Partenza in rosso per i principali listini del Vecchio Continente, che reagiscono all’attacco israeliano contro l’Iran. Il Ftse Mib di Milano cede lo 0,8% con Tim e Stellantis in coda. Male anche Francoforte e Parigi, Londra in avvio cede lo 0,4%.

Intanto S&P Global ha abbassato i rating sovrani a lungo termine in valuta estera e locale di Israele ad “A+” da “AA-“ e i rating a breve termine ad “A-1” da “A-1+”. L’outlook dei rating a lungo termine passa da stabile a negativo. L’agenzia fa sapere che l’outlook negativo riflette il rischio che la guerra tra Israele e Hamas e il confronto con Hezbollah possano aggravarsi o influenzare i parametri economici, fiscali e della bilancia dei pagamenti di Israele in modo più significativo di quanto attualmente previsto.

Intanto, dagli Usa non arrivano notizie positive sul fronte tassi di interesse. A Wall Street, negli scambi after hours, il titolo Netflix ha perso oltre il 4% nonostante una trimestrale oltre le attese. Nei primi tre mesi del 2024 la società ha registrato un utile per azione di 5,28 dollari su ricavi di 9,37 miliardi, contro attese per 4,52 dollari su ricavi di 9,28 miliardi, in rialzo dagli 8,16 miliardi di un anno prima. In aumento del 16% il numero di abbonati, arrivato a 269,6 milioni, contro i 264,2 milioni delle attese.

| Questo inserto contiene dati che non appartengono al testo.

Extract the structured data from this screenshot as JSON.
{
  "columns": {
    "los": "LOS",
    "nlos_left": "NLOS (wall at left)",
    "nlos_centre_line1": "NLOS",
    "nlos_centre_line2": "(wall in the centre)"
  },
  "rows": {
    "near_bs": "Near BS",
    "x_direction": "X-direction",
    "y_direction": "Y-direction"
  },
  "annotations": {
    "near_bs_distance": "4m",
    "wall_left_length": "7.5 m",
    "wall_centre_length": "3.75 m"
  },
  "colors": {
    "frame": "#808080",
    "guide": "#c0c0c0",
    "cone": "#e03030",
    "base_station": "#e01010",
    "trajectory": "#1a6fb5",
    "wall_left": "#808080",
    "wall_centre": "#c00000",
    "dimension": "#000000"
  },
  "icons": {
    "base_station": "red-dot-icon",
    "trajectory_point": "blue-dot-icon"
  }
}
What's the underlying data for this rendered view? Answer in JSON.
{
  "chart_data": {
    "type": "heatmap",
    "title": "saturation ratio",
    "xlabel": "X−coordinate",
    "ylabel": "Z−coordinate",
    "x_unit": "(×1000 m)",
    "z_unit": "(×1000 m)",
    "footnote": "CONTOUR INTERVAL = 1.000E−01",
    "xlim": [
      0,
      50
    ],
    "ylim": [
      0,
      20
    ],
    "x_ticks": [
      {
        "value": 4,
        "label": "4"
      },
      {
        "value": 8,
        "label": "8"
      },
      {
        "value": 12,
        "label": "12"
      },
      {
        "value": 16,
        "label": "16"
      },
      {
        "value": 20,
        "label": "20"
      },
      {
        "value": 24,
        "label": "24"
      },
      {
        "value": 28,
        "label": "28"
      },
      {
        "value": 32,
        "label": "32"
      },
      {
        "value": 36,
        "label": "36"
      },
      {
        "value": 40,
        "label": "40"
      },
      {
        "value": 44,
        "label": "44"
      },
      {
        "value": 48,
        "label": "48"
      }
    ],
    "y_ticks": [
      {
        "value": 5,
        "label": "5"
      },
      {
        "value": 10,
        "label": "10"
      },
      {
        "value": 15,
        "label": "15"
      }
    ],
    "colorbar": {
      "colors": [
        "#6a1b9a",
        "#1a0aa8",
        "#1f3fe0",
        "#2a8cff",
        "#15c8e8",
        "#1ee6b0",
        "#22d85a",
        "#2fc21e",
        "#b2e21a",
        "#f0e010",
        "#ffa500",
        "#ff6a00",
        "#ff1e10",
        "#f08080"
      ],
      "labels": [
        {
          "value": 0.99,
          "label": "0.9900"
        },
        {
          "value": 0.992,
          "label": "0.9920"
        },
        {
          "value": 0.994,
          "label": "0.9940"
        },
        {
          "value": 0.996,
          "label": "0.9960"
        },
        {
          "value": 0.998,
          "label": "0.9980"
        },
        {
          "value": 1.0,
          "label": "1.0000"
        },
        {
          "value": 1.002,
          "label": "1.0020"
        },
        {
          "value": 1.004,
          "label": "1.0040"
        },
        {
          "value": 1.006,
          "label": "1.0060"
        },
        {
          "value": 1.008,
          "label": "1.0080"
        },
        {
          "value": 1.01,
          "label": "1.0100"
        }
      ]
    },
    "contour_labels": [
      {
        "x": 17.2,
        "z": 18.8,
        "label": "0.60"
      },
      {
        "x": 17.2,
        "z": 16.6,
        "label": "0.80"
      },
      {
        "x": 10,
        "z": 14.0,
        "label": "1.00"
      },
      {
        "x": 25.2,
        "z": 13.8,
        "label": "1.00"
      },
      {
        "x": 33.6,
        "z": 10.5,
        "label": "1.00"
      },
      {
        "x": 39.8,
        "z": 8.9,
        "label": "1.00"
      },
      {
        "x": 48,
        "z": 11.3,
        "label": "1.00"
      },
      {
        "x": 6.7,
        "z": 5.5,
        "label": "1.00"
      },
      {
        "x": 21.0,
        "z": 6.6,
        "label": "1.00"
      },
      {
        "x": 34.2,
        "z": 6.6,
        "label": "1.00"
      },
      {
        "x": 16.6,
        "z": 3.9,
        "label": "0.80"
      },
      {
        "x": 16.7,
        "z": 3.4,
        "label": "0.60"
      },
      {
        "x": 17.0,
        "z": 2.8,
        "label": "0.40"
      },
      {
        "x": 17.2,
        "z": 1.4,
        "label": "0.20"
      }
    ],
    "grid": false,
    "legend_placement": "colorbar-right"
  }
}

L’attacco israeliano ha mosso il petrolio, salito in modo repentino per i timori di problemi delle forniture globali. Subito dopo il raid il Brent è salito del 4%, oltre i 90 dollari al barile, per poi ritracciare intorno agli 88 dollari al barile, con un rialzo inferiore al 2%. Andamento simile per il petrolio Wti, poco sotto gli 84 dollari al barile. Andamento inizialmente in rialzo anche per l’oro, bene rifugio per eccellenza di fronte alle tensioni in crescita, tornato poco sotto il record di 2.430 dollari l’oncia per poi tornare intorno ai 2.390, più o meno il prezzo di chiusura del giorno prima. Traiettoria simile per il dollaro, con l’euro che cala a 1,0633 contro il biglietto verde (da 1,0660 in chiusura alla vigilia).